Innocent Life: A Futuristic Harvest Moon Is a Must-Play Gem, Even in 2024

The Harvest Moon series, now what are perhaps known as the Story of Seasons series, have spawned a number of spin-off games that diverged a bit from the series’s usual DNA. But today, I want to focus on a hidden gem that has long since laid dormant on the PlayStation 2 and the PSP: Innocent Life: A Futuristic Harvest Moon, as I think that even as we head into 2024, it is a must-play hidden gem for the PSP.

In Innocent Life: A Futuristic Harvest Moon, you play as Life. Well, okay. That’s just his default name, but you can customize that however you’d like. You are an android created by Dr. Hope, one of the town’s most renowned scientists. Your job is to hopefully restore the long forgotten Easter Ruins, a temple that has long been forgotten.

As is perhaps typical from a Harvest Moon type of game, you must cultivate crops in the farmland, as well as hone your skills to progress the story. Here’s where Innocent Life plays a bit differently however—while most, if not all farming games—have this concept of “no time limit”, Innocent Life has a bit of an “invisible timer”, with an ending cutscene determining whether or not you manage to prove yourself.

Every Sunday on the calendar, you must go back to the laboratory to perform some maintenance, where Dr. Hope will inform you of some new developments in the town. Each season has a total of 35 days, and in general, I find Innocent Life: A Futuristic Harvest Moon to be rather difficult to pick up without a guide, because there isn’t much indication on what to do next, other than Dr. Hope’s small hints.

As you collect the various colored Gems throughout exploring the realm, you can place them in the pedestals atop your farm, and if you get four of them lined up in a square, special traits will be applied to the plots inside the range of said gems. For example, surrounding your fields with Blue Gems will retain the water from the soil for much longer. In the overworld, you’ll also have doors with colored gems etched on them, which will only open once you’ve had the gems properly placed in the pedestals.
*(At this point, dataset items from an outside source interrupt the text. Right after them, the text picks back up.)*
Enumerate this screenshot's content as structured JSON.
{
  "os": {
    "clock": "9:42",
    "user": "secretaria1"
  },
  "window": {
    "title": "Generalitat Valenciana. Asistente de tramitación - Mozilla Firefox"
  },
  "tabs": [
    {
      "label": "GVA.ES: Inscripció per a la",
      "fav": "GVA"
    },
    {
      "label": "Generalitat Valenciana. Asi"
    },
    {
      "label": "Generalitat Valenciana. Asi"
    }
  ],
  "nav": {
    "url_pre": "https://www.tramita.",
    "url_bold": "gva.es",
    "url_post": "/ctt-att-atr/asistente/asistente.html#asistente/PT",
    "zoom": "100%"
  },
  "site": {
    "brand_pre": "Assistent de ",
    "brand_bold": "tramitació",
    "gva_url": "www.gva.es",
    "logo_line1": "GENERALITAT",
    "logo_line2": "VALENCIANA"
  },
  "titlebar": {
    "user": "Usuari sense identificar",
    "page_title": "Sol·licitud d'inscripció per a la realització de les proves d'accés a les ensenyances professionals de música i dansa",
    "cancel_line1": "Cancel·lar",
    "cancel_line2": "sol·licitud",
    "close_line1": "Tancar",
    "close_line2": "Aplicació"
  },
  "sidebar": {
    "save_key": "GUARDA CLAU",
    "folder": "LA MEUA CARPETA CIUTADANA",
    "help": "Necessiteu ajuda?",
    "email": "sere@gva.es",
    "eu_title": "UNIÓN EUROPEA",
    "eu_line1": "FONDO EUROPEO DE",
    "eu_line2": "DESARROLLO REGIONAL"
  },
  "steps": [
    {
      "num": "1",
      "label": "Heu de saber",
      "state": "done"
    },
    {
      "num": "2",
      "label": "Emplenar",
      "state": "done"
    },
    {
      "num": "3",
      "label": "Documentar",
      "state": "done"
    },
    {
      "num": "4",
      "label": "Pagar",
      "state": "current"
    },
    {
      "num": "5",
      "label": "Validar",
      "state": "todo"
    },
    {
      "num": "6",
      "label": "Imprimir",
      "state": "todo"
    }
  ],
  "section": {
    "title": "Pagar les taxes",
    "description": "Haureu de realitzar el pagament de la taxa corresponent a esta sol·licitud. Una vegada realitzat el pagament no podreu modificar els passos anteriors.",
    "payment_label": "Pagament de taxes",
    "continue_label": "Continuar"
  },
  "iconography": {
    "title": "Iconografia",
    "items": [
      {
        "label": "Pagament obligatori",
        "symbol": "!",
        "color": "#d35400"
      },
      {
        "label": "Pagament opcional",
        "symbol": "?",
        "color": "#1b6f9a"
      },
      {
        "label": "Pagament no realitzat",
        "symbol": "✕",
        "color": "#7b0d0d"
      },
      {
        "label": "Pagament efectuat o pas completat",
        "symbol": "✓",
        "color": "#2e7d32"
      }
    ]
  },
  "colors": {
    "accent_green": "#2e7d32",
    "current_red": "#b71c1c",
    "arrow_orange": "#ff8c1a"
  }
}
It’s worth noting that there are two versions of the game, the original on PSP and there was a Special Edition released for the PS2 (known in Japan as the Hope edition), but I have never personally played it. The only difference that I remember is that the PS2 version adds in some new items and is overall more challenging to get the good ending, and there’s also a ledger that keeps track of your adventures.

Since Life is well, an android, you cannot romance anyone—that is just not an option, but I didn’t find that too big of an issue. After all, the game’s narrative themes center around proving yourself to the townspeople, and let me tell you—it executes that extremely well. Getting the bad ending is an absolutely tear-jerking thing to see, which I would tell, but I don’t want to spoil the experience.

You also can’t really customize Life’s look or gender, so “he” will always be referred to as male and have that same appearance as you see on the cover. As the name probably implies, you can also see a lot of the futuristic aesthetic in the game, but somehow, the developers still manage to maintain that cozy feeling that many farming games are known for.

Besides farming, you have access to a really wide area of exploration, with a buggy vehicle you receive from Professor Hope after you’ve cleared enough of the storyline. You can also repair a robot companion that will automate some of the farming chores, though this does come with the caveat of not being able to increase your skills.

That being said, if Innocent Life: A Futuristic Harvest Moon ever got a remake, there are a couple things that I would love for it to fix. The biggest issue is that the D-pad movement of the PSP can be a bit finnicky when watering your crops. Furthermore, the map is confusing to understand where you are, because all it shows is a big render of Volcano Island, with a vague indicator of where you are. A proper objective screen would also help to keep track of all the villager requests, because they are really easy to forget if you’ve done them or not.

But as of right now, if you want to play an absolute gem from the PSP, then I would definitely recommend it. You can also play the PS2 version if that strikes your fancy, but farming games on the go have always striked a perfect balance of just plopping yourself in bed and just tending to your crops and animals.